Delicate, simple, gratifying. . . . From Oklahoma to London, Hebrew to Sanskrit, the King James Bible to William Wordsworth’s daffodil poem, the setting and context add entire dimensions to the collection…. I found myself re-reading and basking in my favorite lines.—Associated Press
Tender. . . . Deeply felt.—Publishers Weekly
What a beautiful poem. . . Both the title and the poem do what I think good poems do, they enact rather than describe. . . . you’re in the experience of what I think of as deep connection and pleasure and the ecstatic in the bigger sense.—Kevin Young, The New Yorker Poetry Podcast
Intimate. . . . This book moves with deceptive directness and ease, giving way to a significant record of lyric inquiry.—Lit Hub, A Best Poetry Collection of September
Touching.—Shelf Awareness
Antrobus captures ordinary life with an episodic, unconstrained energy.—The Guardian
Quietly and sincerely circles fatherhood in every language possible, including the titular signs and music.—Poetry Northwest
Antrobus’ lyrical verse moves like a delicate but unflinching whisper, guiding readers through a journey that is deeply personal yet universally resonant.—Adroit Journal
Reading Raymond Antrobus’s Signs, Music, was an exhilarating (re)ride into the wonders and terrors of becoming a new parent. It’s hard to explain how much parenting can change a person, but Antrobus succeeds: “I broke up/with announcing my convictions and good news/on the internet I broke up with talking to myself/as if I’m not there I broke up with people-pleasing/and the trembling boundary between life and still life.” Here is a beautiful mapping of a journey of this life that becomes this life in all of its anaphoric radiance. Each letter in these poems is bursting at the seams.

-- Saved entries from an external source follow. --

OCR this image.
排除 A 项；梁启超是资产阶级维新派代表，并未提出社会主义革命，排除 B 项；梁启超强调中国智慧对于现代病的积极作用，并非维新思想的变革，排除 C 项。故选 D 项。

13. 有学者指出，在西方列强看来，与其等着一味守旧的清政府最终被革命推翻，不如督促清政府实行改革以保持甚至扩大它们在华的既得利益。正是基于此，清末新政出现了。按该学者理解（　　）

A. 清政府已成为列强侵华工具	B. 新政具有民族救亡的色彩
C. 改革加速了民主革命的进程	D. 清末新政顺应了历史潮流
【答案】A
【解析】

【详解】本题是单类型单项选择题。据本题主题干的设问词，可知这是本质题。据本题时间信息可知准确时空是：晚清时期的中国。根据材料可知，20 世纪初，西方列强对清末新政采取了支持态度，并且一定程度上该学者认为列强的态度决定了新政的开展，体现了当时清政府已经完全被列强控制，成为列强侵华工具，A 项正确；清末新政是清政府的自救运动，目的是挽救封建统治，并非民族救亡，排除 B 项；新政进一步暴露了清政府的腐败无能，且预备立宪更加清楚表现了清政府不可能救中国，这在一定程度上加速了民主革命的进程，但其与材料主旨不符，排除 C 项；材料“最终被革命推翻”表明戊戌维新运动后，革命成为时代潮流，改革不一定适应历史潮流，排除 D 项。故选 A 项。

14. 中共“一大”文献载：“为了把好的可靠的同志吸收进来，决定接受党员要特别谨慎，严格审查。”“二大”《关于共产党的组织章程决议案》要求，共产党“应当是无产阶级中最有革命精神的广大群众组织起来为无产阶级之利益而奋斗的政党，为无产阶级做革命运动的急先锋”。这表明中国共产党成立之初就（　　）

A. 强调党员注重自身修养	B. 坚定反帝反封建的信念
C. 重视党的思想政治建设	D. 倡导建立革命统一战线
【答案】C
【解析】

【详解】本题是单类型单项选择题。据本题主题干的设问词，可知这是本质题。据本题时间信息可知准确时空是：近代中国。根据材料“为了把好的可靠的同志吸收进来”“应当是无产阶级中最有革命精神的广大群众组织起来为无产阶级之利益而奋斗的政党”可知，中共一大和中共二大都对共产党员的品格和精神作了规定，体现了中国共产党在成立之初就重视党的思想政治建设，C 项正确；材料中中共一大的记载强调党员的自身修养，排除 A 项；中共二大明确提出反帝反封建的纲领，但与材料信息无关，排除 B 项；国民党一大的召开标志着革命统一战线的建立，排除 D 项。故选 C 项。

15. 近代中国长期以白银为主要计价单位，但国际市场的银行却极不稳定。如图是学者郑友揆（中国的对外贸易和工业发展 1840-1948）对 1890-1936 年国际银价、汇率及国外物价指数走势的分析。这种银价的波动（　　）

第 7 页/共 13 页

—Victoria Chang, author of With My Back to the World
Told with frankness and a masterful wielding of image, Signs, Music is so tenderly rendered
that I found myself gasping.
—Shira Erlichman, author of Odes to Lithium
Raymond Antrobus’s Signs, Music is unlike any poetry about becoming a father I’ve read. A report from two different countries—the land before birth and afterwards—the strength of this book comes from what it lets stand: half-thoughts, snatched conversations, hard memories. Caffeinated anticipation gives way to exhaustion and wonder, and a darker strain of introspection. The transition from fatherlessness to fatherhood isn’t smoothed over, but the son’s birth allows for a reconfiguration of relationships—with Antrobus’s mother, with the city he grew up in. ‘They’ve always been here,’ he writes. ‘I’m just / moving slowly enough to see them.’ Here is a book of slow seeing which reaches a level of genuine intimacy.
—Will Harris, author of RENDANG and Brother Poem
Signs, Music wades devotedly through weathers of joy, grief, wonderment and terror—all of which arise as fleetingly on the page as they do in the throes of new parenthood. Vulnerable and hopeful, though never expectant of certainty or utopia, Signs, Music is a prayer for a world that might yet look tenderly upon young black life.
—Victoria Adukwei Bulley, author of Quiet
In this honest, witty and humane book, Antrobus brilliantly pins down the before and after of parenthood—and the uncrossable gap between the two. These poems manage to look both backwards and forwards: at who we were, who we are and who we hope to be.—Joe Dunthorne, author of O Positive
Stunning in its concise clarity, Signs, Music testifies to more than the process of becoming a parent for the first time. It bravely parents author and reader alike through the undeniable parallels between childhood and personhood, father-making and nation-making, while documenting the often hidden and inextricable relationship between violence and tenderness and the brutal necessity of both in the transition from human to caregiver. ‘I keep asking people about children. / How do you keep them alive?’ In his attention to sound, space, and language, Antrobus remains innocent and present, never naive, gently pointing to what we might drop from our language if we want to be remade. This is an incredible follow-up to his previous hat trick of collections.